Entre tanto, llegó la primavera. Mi viejo abatimiento se desvaneció y dio paso a la inquietud que la primavera trae consigo, llena de sueños, vagas esperanzas y deseos.

En vez de vivir como lo había hecho a principios de invierno, leía, tocaba el piano y le daba lecciones a Sónya; pero también iba con frecuencia al jardín y vagaba durante largo rato a solas por los paseos, o me sentaba allí en un banco; y Dios sabe cuáles eran mis pensamientos, mis deseos y mis esperanzas en esos momentos.

A veces por la noche, sobre todo si había luna, me sentaba junto a la ventana de mi dormitorio hasta el alba; a veces, cuando Kátya no miraba, me escapaba al jardín ataviada tan solo con una bata y corría por el rocío hasta el estanque; y una vez fui hasta los campos abiertos y di toda la vuelta al jardín a solas por la noche.

Me resulta difícil ahora recordar y comprender los sueños que entonces llenaban mi imaginación. Aun cuando puedo recordarlos, me cuesta creer que mis sueños fueran exactamente así: eran tan extraños y tan ajenos a la vida.

Sergéy Mikháylych cumplió su promesa: regresó de sus viajes a finales de mayo. Su primera visita a nosotros fue por la tarde y resultó del todo inesperada.
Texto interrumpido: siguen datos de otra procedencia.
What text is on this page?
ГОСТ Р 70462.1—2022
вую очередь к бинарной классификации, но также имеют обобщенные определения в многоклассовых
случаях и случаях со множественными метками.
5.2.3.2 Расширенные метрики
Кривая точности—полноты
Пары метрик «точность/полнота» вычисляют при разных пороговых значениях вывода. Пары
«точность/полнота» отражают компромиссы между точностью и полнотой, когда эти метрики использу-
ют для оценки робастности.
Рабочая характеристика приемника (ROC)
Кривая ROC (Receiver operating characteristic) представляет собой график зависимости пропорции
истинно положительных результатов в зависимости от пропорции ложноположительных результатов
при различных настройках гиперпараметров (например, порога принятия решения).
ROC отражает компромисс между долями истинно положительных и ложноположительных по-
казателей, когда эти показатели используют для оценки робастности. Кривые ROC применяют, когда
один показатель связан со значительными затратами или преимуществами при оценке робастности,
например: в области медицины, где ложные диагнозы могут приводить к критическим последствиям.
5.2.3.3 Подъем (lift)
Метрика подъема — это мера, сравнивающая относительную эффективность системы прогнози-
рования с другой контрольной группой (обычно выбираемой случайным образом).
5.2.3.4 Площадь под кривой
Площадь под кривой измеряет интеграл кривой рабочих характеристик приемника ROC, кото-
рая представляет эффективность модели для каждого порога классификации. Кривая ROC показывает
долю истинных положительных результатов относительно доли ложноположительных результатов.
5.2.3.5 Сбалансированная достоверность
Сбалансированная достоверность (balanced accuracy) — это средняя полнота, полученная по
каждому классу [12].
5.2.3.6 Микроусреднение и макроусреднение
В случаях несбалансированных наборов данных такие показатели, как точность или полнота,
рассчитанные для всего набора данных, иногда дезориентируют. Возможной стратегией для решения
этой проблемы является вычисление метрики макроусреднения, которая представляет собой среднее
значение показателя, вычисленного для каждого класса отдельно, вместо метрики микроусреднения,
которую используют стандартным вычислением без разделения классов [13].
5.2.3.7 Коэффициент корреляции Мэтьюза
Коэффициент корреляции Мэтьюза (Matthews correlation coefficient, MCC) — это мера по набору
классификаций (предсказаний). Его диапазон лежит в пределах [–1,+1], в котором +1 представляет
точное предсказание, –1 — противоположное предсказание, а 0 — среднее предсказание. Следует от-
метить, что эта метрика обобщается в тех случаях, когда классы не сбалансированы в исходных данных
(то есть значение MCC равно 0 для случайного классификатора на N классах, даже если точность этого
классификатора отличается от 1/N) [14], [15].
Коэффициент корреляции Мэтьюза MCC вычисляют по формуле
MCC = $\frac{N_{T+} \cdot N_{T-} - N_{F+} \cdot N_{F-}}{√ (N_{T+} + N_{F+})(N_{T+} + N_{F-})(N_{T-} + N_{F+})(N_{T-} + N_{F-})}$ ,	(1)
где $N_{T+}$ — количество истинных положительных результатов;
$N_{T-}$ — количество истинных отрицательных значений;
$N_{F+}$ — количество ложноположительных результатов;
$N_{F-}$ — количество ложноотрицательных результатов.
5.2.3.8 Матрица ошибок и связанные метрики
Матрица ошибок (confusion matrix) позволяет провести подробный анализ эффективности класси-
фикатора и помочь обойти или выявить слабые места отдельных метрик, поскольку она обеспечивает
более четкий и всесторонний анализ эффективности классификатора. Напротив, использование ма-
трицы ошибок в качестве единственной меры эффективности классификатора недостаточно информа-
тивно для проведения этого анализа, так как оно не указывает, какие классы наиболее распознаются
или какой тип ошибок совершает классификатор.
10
Estábamos sentados en la galería, preparando el té. Por entonces el jardín estaba completamente verde, y los ruiseñores se habían instalado en los frondosos linderos para todo el ayuno de San Pedro. Las copas de las matas de lilas redondas tenían un salpicado de blanco y púrpura, señal de que sus flores estaban listas para abrirse. El follaje de la avenida de abedules se veía totalmente transparente a la luz del sol poniente. En la galería había sombra y frescor. El rocío de la tarde caía con seguridad pesado sobre la hierba. Afuera, más allá del jardín, se oían los últimos sonidos del día y el ruido de las ovejas y el ganado al ser conducidos de vuelta. Níkon, el muchacho simplón, llevaba su cuba de agua por el sendero fuera de la galería, y un chorro frío de agua procedente de la regadera dibujaba círculos oscuros en la tierra alrededor de los tallos y tutores de las dalias.

En nuestra galería, el samovar pulido brillaba y silbaba sobre el mantel blanco; sobre la mesa había rosquillas, galletas y nata.

Kátya estaba ocupada lavando las tazas con sus manos regordetas.

Yo tenía tanta hambre después del baño que no quise esperar al té y me puse a comer pan con nata fresca y espesa. Llevaba una blusa de guingán con mangas holgadas, y mi cabello, todavía húmedo, estaba cubierto con un pañuelo.

Kátya lo vio primero, incluso antes de que entrara.

—¡Usted, Serguéi Mijáilich! —exclamó—. ¡Vaya, si estábamos hablando justamente de usted!

Me levanté, con la intención de ir a cambiarme de vestido, pero me atrapó justo al lado de la puerta.

—¿A qué viene tanta ceremonia en el campo? —dijo, mirando con una sonrisa el pañuelo que llevaba en la cabeza—. No te importa la presencia de tu mayordomo, y para ti yo soy en realidad lo mismo que Grigóri.

Pero en ese momento sentí que él me miraba de un modo muy distinto al de Grigóri, y me sentí incómoda.

—Volveré en seguida —dije al dejarlos.

—¿Pero qué pasa? —me gritó desde atrás—; es solo el vestido de una campesina joven.

—¡Qué extrañamente me miró! —me dije mientras me mudaba de ropa rápidamente en el piso de arriba.

—Bueno, me alegro de que haya venido; las cosas serán más animadas.

Tras echar un vistazo al espejo, bajé alegremente corriendo a la galería; estaba sin aliento y no disimulaba mi prisa. Él estaba sentado a la mesa, hablando con Kátya sobre nuestros asuntos. Me miró y sonrió; luego continuó hablando. Por lo que dijo, parecía que nuestros asuntos estaban en un estado magnífico: ahora nos era posible, después de pasar el verano en el campo, irnos o bien a Petersburgo para la educación de Sónya, o al extranjero.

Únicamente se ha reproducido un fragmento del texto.